20 thoughts on “President (capitalization)”

    • That’s a clear-cut case of noncapitalization, as the word is not a title immediately preceding the name. You have it right as written.

  1. What should I do in the case of president used before two names, as in the example, “We are currently researching presidents Roosevelt and Coolidge”?

  2. What about when you are referring to the title of a specific person without the surname: e.g., the President responded to the allegations through his press sevretary

    • This is interesting, because I was taught that you do capitalize the title in that instance because the title takes the place of the actual name. However, it seems that rule may have changed.

      • The problem is that the word “president” isn’t actually replacing his name in this example.

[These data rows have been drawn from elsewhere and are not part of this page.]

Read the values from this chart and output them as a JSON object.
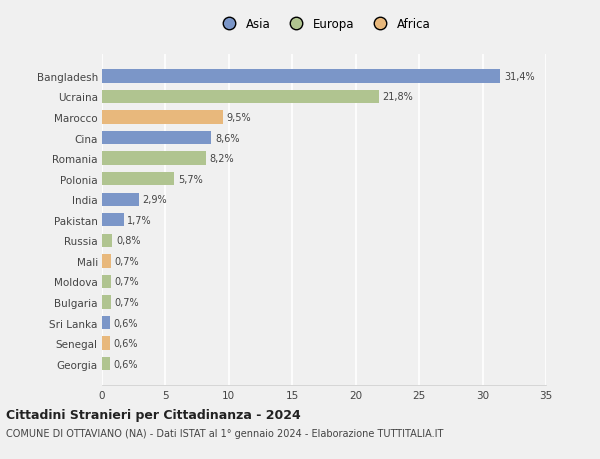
{
  "countries": [
    "Bangladesh",
    "Ucraina",
    "Marocco",
    "Cina",
    "Romania",
    "Polonia",
    "India",
    "Pakistan",
    "Russia",
    "Mali",
    "Moldova",
    "Bulgaria",
    "Sri Lanka",
    "Senegal",
    "Georgia"
  ],
  "values": [
    31.4,
    21.8,
    9.5,
    8.6,
    8.2,
    5.7,
    2.9,
    1.7,
    0.8,
    0.7,
    0.7,
    0.7,
    0.6,
    0.6,
    0.6
  ],
  "labels": [
    "31,4%",
    "21,8%",
    "9,5%",
    "8,6%",
    "8,2%",
    "5,7%",
    "2,9%",
    "1,7%",
    "0,8%",
    "0,7%",
    "0,7%",
    "0,7%",
    "0,6%",
    "0,6%",
    "0,6%"
  ],
  "continents": [
    "Asia",
    "Europa",
    "Africa",
    "Asia",
    "Europa",
    "Europa",
    "Asia",
    "Asia",
    "Europa",
    "Africa",
    "Europa",
    "Europa",
    "Asia",
    "Africa",
    "Europa"
  ],
  "colors": {
    "Asia": "#7b96c8",
    "Europa": "#b0c490",
    "Africa": "#e8b87c"
  },
  "title": "Cittadini Stranieri per Cittadinanza - 2024",
  "subtitle": "COMUNE DI OTTAVIANO (NA) - Dati ISTAT al 1° gennaio 2024 - Elaborazione TUTTITALIA.IT",
  "xlim": [
    0,
    35
  ],
  "xticks": [
    0,
    5,
    10,
    15,
    20,
    25,
    30,
    35
  ],
  "background_color": "#f0f0f0",
  "plot_bg_color": "#f0f0f0",
  "grid_color": "#ffffff",
  "bar_height": 0.65
}
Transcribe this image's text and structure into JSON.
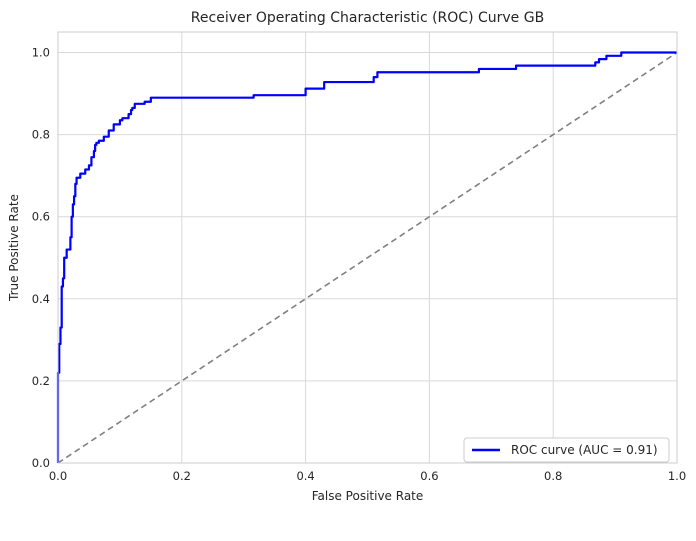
{
  "chart_data": {
    "type": "line",
    "title": "Receiver Operating Characteristic (ROC) Curve GB",
    "xlabel": "False Positive Rate",
    "ylabel": "True Positive Rate",
    "xlim": [
      0,
      1
    ],
    "ylim": [
      0,
      1.05
    ],
    "x_ticks": [
      "0.0",
      "0.2",
      "0.4",
      "0.6",
      "0.8",
      "1.0"
    ],
    "y_ticks": [
      "0.0",
      "0.2",
      "0.4",
      "0.6",
      "0.8",
      "1.0"
    ],
    "grid": true,
    "legend_position": "bottom-right",
    "series": [
      {
        "name": "ROC curve (AUC = 0.91)",
        "color": "#0000ff",
        "style": "solid",
        "x": [
          0.0,
          0.0,
          0.002,
          0.002,
          0.004,
          0.004,
          0.006,
          0.006,
          0.008,
          0.008,
          0.01,
          0.01,
          0.014,
          0.014,
          0.02,
          0.02,
          0.022,
          0.022,
          0.024,
          0.024,
          0.026,
          0.026,
          0.028,
          0.028,
          0.03,
          0.03,
          0.036,
          0.036,
          0.044,
          0.044,
          0.05,
          0.05,
          0.054,
          0.054,
          0.058,
          0.058,
          0.06,
          0.06,
          0.062,
          0.062,
          0.066,
          0.066,
          0.074,
          0.074,
          0.082,
          0.082,
          0.09,
          0.09,
          0.1,
          0.1,
          0.104,
          0.104,
          0.114,
          0.114,
          0.118,
          0.118,
          0.12,
          0.12,
          0.124,
          0.124,
          0.14,
          0.14,
          0.15,
          0.15,
          0.316,
          0.316,
          0.4,
          0.4,
          0.43,
          0.43,
          0.51,
          0.51,
          0.516,
          0.516,
          0.68,
          0.68,
          0.74,
          0.74,
          0.868,
          0.868,
          0.874,
          0.874,
          0.886,
          0.886,
          0.91,
          0.91,
          1.0
        ],
        "y": [
          0.0,
          0.22,
          0.22,
          0.29,
          0.29,
          0.33,
          0.33,
          0.43,
          0.43,
          0.45,
          0.45,
          0.5,
          0.5,
          0.52,
          0.52,
          0.55,
          0.55,
          0.6,
          0.6,
          0.63,
          0.63,
          0.65,
          0.65,
          0.68,
          0.68,
          0.695,
          0.695,
          0.705,
          0.705,
          0.715,
          0.715,
          0.725,
          0.725,
          0.745,
          0.745,
          0.76,
          0.76,
          0.775,
          0.775,
          0.78,
          0.78,
          0.785,
          0.785,
          0.795,
          0.795,
          0.81,
          0.81,
          0.825,
          0.825,
          0.835,
          0.835,
          0.84,
          0.84,
          0.85,
          0.85,
          0.86,
          0.86,
          0.865,
          0.865,
          0.875,
          0.875,
          0.88,
          0.88,
          0.89,
          0.89,
          0.896,
          0.896,
          0.912,
          0.912,
          0.928,
          0.928,
          0.94,
          0.94,
          0.952,
          0.952,
          0.96,
          0.96,
          0.968,
          0.968,
          0.976,
          0.976,
          0.984,
          0.984,
          0.992,
          0.992,
          1.0,
          1.0
        ]
      },
      {
        "name": "",
        "color": "#808080",
        "style": "dashed",
        "x": [
          0,
          1
        ],
        "y": [
          0,
          1
        ]
      }
    ]
  }
}
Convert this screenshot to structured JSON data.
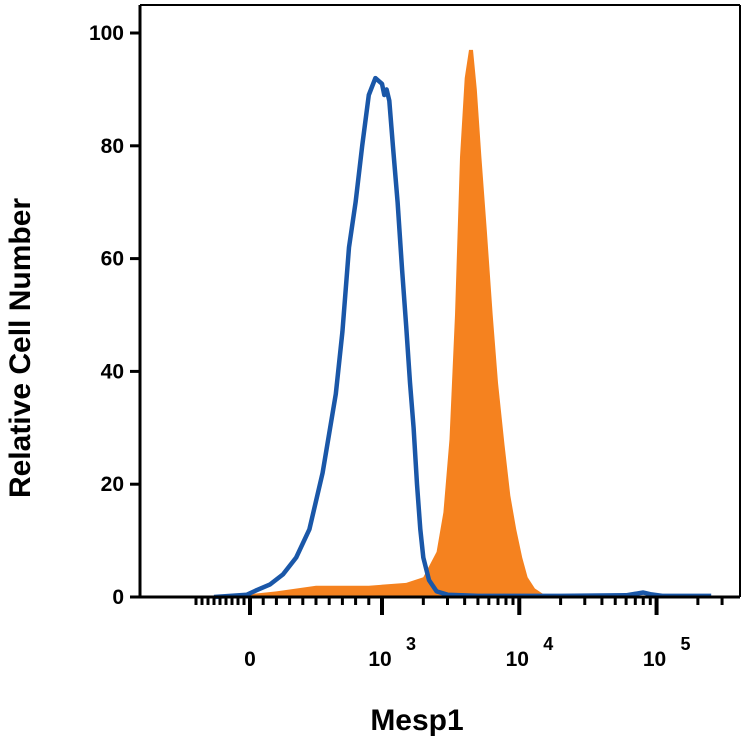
{
  "chart_data": {
    "type": "histogram",
    "xlabel": "Mesp1",
    "ylabel": "Relative Cell Number",
    "x_scale": "biexponential",
    "ylim": [
      0,
      100
    ],
    "y_ticks": [
      {
        "value": 0,
        "label": "0"
      },
      {
        "value": 20,
        "label": "20"
      },
      {
        "value": 40,
        "label": "40"
      },
      {
        "value": 60,
        "label": "60"
      },
      {
        "value": 80,
        "label": "80"
      },
      {
        "value": 100,
        "label": "100"
      }
    ],
    "x_ticks": [
      {
        "value": 0,
        "base": "0",
        "exp": ""
      },
      {
        "value": 1000,
        "base": "10",
        "exp": "3"
      },
      {
        "value": 10000,
        "base": "10",
        "exp": "4"
      },
      {
        "value": 100000,
        "base": "10",
        "exp": "5"
      }
    ],
    "series": [
      {
        "style": "filled",
        "color": "#f5821f",
        "points": [
          [
            -120,
            0
          ],
          [
            0,
            0.5
          ],
          [
            200,
            1
          ],
          [
            500,
            2
          ],
          [
            900,
            2
          ],
          [
            1500,
            2.5
          ],
          [
            2000,
            3.5
          ],
          [
            2500,
            8
          ],
          [
            2800,
            15
          ],
          [
            3100,
            28
          ],
          [
            3400,
            50
          ],
          [
            3700,
            78
          ],
          [
            4000,
            92
          ],
          [
            4300,
            97
          ],
          [
            4600,
            97
          ],
          [
            4900,
            90
          ],
          [
            5300,
            78
          ],
          [
            5800,
            65
          ],
          [
            6400,
            50
          ],
          [
            7000,
            38
          ],
          [
            7800,
            27
          ],
          [
            8600,
            18
          ],
          [
            9500,
            12
          ],
          [
            10500,
            7
          ],
          [
            11500,
            3.5
          ],
          [
            13000,
            1.5
          ],
          [
            15000,
            0.5
          ],
          [
            17000,
            0
          ]
        ]
      },
      {
        "style": "outline",
        "color": "#1a57a8",
        "points": [
          [
            -600,
            0
          ],
          [
            -50,
            0.4
          ],
          [
            50,
            1.2
          ],
          [
            150,
            2.2
          ],
          [
            250,
            4
          ],
          [
            350,
            7
          ],
          [
            450,
            12
          ],
          [
            550,
            22
          ],
          [
            650,
            36
          ],
          [
            700,
            47
          ],
          [
            750,
            62
          ],
          [
            800,
            70
          ],
          [
            850,
            80
          ],
          [
            900,
            89
          ],
          [
            950,
            92
          ],
          [
            1000,
            91
          ],
          [
            1040,
            89
          ],
          [
            1080,
            90
          ],
          [
            1130,
            88
          ],
          [
            1200,
            80
          ],
          [
            1300,
            70
          ],
          [
            1400,
            58
          ],
          [
            1500,
            48
          ],
          [
            1600,
            38
          ],
          [
            1700,
            30
          ],
          [
            1800,
            20
          ],
          [
            1900,
            12
          ],
          [
            2000,
            7
          ],
          [
            2200,
            3
          ],
          [
            2500,
            1
          ],
          [
            3000,
            0.4
          ],
          [
            5000,
            0.2
          ],
          [
            20000,
            0.2
          ],
          [
            60000,
            0.3
          ],
          [
            80000,
            0.8
          ],
          [
            90000,
            0.5
          ],
          [
            110000,
            0.2
          ],
          [
            250000,
            0.2
          ]
        ]
      }
    ]
  }
}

We wouldn’t say, “THE Barack Obama was in town.” The word “the” is creating the problem in this example.

        This particular rule can best be seen in sentences containing “mom.”

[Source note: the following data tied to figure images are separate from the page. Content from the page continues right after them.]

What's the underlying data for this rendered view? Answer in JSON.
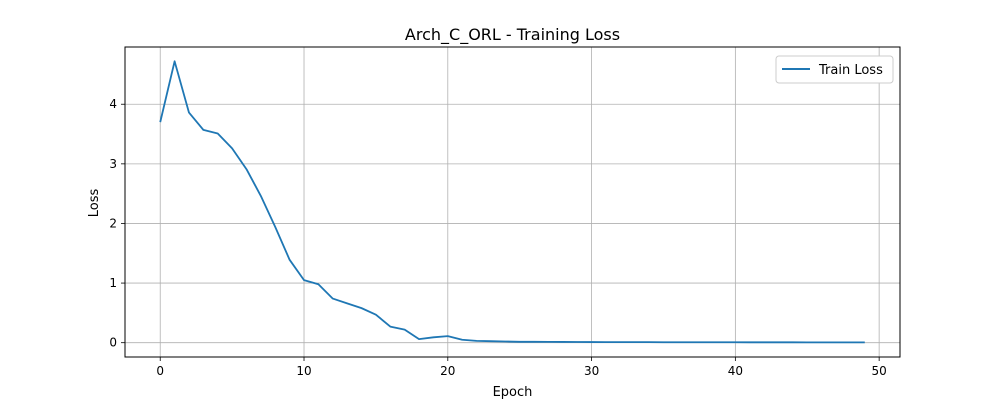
{
  "chart_data": {
    "type": "line",
    "title": "Arch_C_ORL - Training Loss",
    "xlabel": "Epoch",
    "ylabel": "Loss",
    "xlim": [
      -2.45,
      51.45
    ],
    "ylim": [
      -0.24,
      4.96
    ],
    "x_ticks": [
      0,
      10,
      20,
      30,
      40,
      50
    ],
    "y_ticks": [
      0,
      1,
      2,
      3,
      4
    ],
    "grid": true,
    "legend_position": "top-right",
    "series": [
      {
        "name": "Train Loss",
        "color": "#1f77b4",
        "x": [
          0,
          1,
          2,
          3,
          4,
          5,
          6,
          7,
          8,
          9,
          10,
          11,
          12,
          13,
          14,
          15,
          16,
          17,
          18,
          19,
          20,
          21,
          22,
          23,
          24,
          25,
          26,
          27,
          28,
          29,
          30,
          31,
          32,
          33,
          34,
          35,
          36,
          37,
          38,
          39,
          40,
          41,
          42,
          43,
          44,
          45,
          46,
          47,
          48,
          49
        ],
        "y": [
          3.7,
          4.72,
          3.86,
          3.57,
          3.51,
          3.26,
          2.91,
          2.46,
          1.94,
          1.39,
          1.05,
          0.98,
          0.74,
          0.66,
          0.58,
          0.47,
          0.27,
          0.22,
          0.06,
          0.09,
          0.11,
          0.05,
          0.03,
          0.025,
          0.02,
          0.015,
          0.015,
          0.014,
          0.013,
          0.012,
          0.011,
          0.01,
          0.01,
          0.009,
          0.009,
          0.008,
          0.008,
          0.008,
          0.007,
          0.007,
          0.007,
          0.006,
          0.006,
          0.006,
          0.006,
          0.005,
          0.005,
          0.005,
          0.005,
          0.005
        ]
      }
    ]
  }
}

        CAPITALIZE: I am taking Mom to the airport in the morning.

        NOT CAPITALIZED: I am taking my mom to the airport in the morning.

        I can only think of one instance when “president” is actually used to replace the person’s name, and that is when you say, “Mr. President” and seems to only be used when the person is being addressed directly.

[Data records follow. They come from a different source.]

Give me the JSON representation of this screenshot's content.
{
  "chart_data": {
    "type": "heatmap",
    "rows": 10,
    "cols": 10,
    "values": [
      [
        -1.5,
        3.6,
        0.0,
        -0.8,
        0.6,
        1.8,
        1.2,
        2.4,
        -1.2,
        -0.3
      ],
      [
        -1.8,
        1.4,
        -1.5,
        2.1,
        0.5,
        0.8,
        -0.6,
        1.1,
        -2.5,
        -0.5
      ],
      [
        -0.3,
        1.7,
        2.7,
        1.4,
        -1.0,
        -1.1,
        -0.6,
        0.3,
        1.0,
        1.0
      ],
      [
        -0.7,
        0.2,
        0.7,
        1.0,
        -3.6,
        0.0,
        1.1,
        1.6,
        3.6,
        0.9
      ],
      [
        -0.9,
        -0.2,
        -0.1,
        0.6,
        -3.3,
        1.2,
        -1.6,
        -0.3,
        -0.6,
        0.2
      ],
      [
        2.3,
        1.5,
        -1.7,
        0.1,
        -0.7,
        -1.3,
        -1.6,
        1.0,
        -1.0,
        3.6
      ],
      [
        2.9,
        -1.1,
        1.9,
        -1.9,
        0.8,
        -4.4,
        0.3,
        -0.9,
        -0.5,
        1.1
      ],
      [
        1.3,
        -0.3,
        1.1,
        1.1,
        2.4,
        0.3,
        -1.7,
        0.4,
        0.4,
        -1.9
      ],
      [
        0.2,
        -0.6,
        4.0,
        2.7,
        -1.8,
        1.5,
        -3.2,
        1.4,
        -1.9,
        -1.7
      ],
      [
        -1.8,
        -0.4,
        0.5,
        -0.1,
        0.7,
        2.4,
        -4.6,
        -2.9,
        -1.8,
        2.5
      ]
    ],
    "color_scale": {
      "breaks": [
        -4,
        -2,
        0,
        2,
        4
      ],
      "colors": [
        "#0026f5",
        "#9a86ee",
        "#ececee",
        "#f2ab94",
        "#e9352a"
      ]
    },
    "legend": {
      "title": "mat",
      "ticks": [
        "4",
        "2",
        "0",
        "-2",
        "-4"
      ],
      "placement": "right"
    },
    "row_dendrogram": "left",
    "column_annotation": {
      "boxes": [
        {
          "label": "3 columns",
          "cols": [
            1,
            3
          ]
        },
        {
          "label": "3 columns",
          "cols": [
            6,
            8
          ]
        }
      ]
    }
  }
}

        • What about an instance where the title is used in place of the name, as in this dialogue example–“The president wants to see you.”

          • Again, as aforementioned, “the” is creating the “problem”. In your sentence, president is being used as a noun and not a proper noun. Better yet, it is a descriptive noun, which is a word that is used to describe a SPECIFIC person, place, or thing. Hope this helps.

        • You capitalize President because you are referring to President Obama or the President of the United States. You would say “The President is in town.”

          Langdon Elsbree and Frederick Bracher, Brief Handbook of Usage (Lexington, Mass.: D.C. Heath and Company, 1968), 286, says, “When used without proper names, titles of officers of high rank should be capitalized; other titles should not.” One of the examples is, “The postmaster of our town appealed to the Postmaster General.” The Postmaster General used to be a head of a U.S. government department and a member of the President’s cabinet, whereas the manager of a local post office—its postmaster—might be the only person who worked there. The Postmaster General was subordinate to the president but still an “officer of high rank.”

          By any stretch of the imagination, in the U.S. the President of the United States is an “officer of high rank,” so by this rule his title would be capitalized whether it is followed by his name or not. “President Obama will visit our city next month.” “The President will visit our city next month.” That does not mean that the president of anything should be capitalized. I held the office of “president” in my community association of 309 homes but I would not have capitalized “president” in a sentence like, “The president chairs meetings of the association’s board of directors.”

          Under this rule, whether you capitalize “P/president” depends on how important you think that particular official is. I would capitalize “President” without a name when referring to the head of state of any country. I wouldn’t capitalize it when referring to the chief executive of a private corporation, even a very large one, but you might have to if you worked there. It’s probably “off topic” to give a list of other officials or “levels” of officialdom whose titles should be—or sometimes are—capitalized when not followed by their names.

  3. It’s just like “Mr.” or any other title. If you are saying Mr. John went to the store, you capitalize it. If you’re saying the mister went to the store, even if you’re referring to John, it doesn’t matter.
    “Doctor/Dr. Malade is getting sick!” —> “The doctor is getting sick!” Unless of course you mean THE Doctor…

  4. Do you capitalize the titles of committees someone has been on? She serves as a member of the Finance Committee and Administrative Board?